No, anche se fino ad oggi i risultati sono stati deludenti. Uno dei progetti più noti è quello che ha come obiettivo di ricreare un mammut. Per questo obiettivo è stata messa a punto una tecnica per estrarre il Dna dalle loro cellule congelate. Il nucleo delle cellule di mammut sarà inserito all’interno di un ovulo di elefante privato del nucleo, per creare un embrione dotato dei geni dell’animale estinto. L’embrione sarà quindi inserito dell’utero di un elefante, nella speranza che l’animale possa dare alla vita un piccolo mammut.
Quali sono gli animali che gli scienziati vorrebbero ricreare?
Qualche anno fa la rivista «New Scientist» ha pubblicato una sorta di hit parade delle specie da resuscitare. In cima alla lista, la tigre dai denti a sciabola, il dodo e anche il nostro più vicino antenato, l’uomo di Neanderthal. A chiudere la lista proposta da «New Scientist» vi sono il glyptodon, una specie di armadillo grande quanto un’automobile, che si è estinto 11 mila anni fa e il rinoceronte lanoso, scomparso 10 mila anni fa, del quale esistono numerosi esemplari conservati in nel permafrost.
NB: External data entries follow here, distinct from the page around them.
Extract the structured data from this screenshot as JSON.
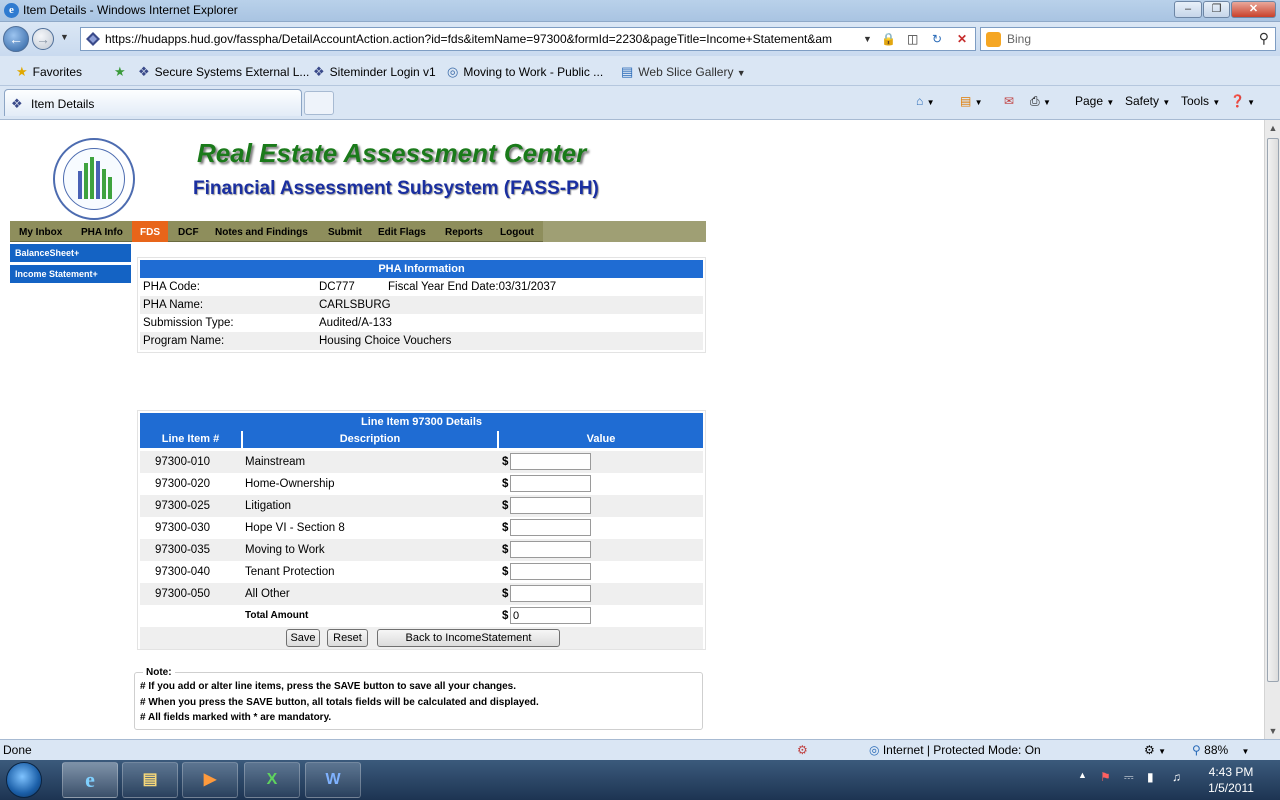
{
  "window": {
    "title": "Item Details - Windows Internet Explorer",
    "url": "https://hudapps.hud.gov/fasspha/DetailAccountAction.action?id=fds&itemName=97300&formId=2230&pageTitle=Income+Statement&am",
    "search_placeholder": "Bing"
  },
  "favorites": {
    "label": "Favorites",
    "items": [
      "Secure Systems External L...",
      "Siteminder Login v1",
      "Moving to Work - Public ...",
      "Web Slice Gallery"
    ]
  },
  "tab": {
    "label": "Item Details"
  },
  "commandbar": {
    "page": "Page",
    "safety": "Safety",
    "tools": "Tools"
  },
  "header": {
    "reac_title": "Real Estate Assessment Center",
    "fass_title": "Financial Assessment Subsystem (FASS-PH)"
  },
  "topnav": [
    "My Inbox",
    "PHA Info",
    "FDS",
    "DCF",
    "Notes and Findings",
    "Submit",
    "Edit Flags",
    "Reports",
    "Logout"
  ],
  "sidenav": [
    "BalanceSheet+",
    "Income Statement+"
  ],
  "pha_info": {
    "heading": "PHA Information",
    "code_label": "PHA Code:",
    "code": "DC777",
    "fiscal_year_end": "Fiscal Year End Date:03/31/2037",
    "name_label": "PHA Name:",
    "name": "CARLSBURG",
    "submission_label": "Submission Type:",
    "submission": "Audited/A-133",
    "program_label": "Program Name:",
    "program": "Housing Choice Vouchers"
  },
  "line_item": {
    "heading": "Line Item 97300 Details",
    "col_line": "Line Item #",
    "col_desc": "Description",
    "col_value": "Value",
    "rows": [
      {
        "code": "97300-010",
        "desc": "Mainstream",
        "value": ""
      },
      {
        "code": "97300-020",
        "desc": "Home-Ownership",
        "value": ""
      },
      {
        "code": "97300-025",
        "desc": "Litigation",
        "value": ""
      },
      {
        "code": "97300-030",
        "desc": "Hope VI - Section 8",
        "value": ""
      },
      {
        "code": "97300-035",
        "desc": "Moving to Work",
        "value": ""
      },
      {
        "code": "97300-040",
        "desc": "Tenant Protection",
        "value": ""
      },
      {
        "code": "97300-050",
        "desc": "All Other",
        "value": ""
      }
    ],
    "total_label": "Total Amount",
    "total_value": "0",
    "currency": "$",
    "save": "Save",
    "reset": "Reset",
    "back": "Back to IncomeStatement"
  },
  "note": {
    "legend": "Note:",
    "lines": [
      "# If you add or alter line items, press the SAVE button to save all your changes.",
      "# When you press the SAVE button, all totals fields will be calculated and displayed.",
      "# All fields marked with * are mandatory."
    ]
  },
  "status": {
    "left": "Done",
    "zone": "Internet | Protected Mode: On",
    "zoom": "88%"
  },
  "clock": {
    "time": "4:43 PM",
    "date": "1/5/2011"
  },
  "colors": {
    "nav_bg": "#8e8e5c",
    "nav_active": "#e8651a",
    "panel_head": "#1f6cd3",
    "reac_green": "#1a7a1a",
    "fass_blue": "#1a2fa0"
  }
}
Quali sono le implicazioni etiche?
Se a molti potrà sembrare affascinante l’idea di poter riportare in vita animali che oggi non ci sono più, a molti altri ciò sembra invece inquietante. Sono infatti numerose le implicazioni etiche di progetti simili. Certamente le polemiche non hanno gli stessi toni di quelle sollevate per i progetti di clonazione umana e simili. Ma tanti sono i critici secondo i quali non sarebbe giusto manipolare la Natura, forzandola a «ospitare» un essere vivente creato grazie a tecniche di laboratorio.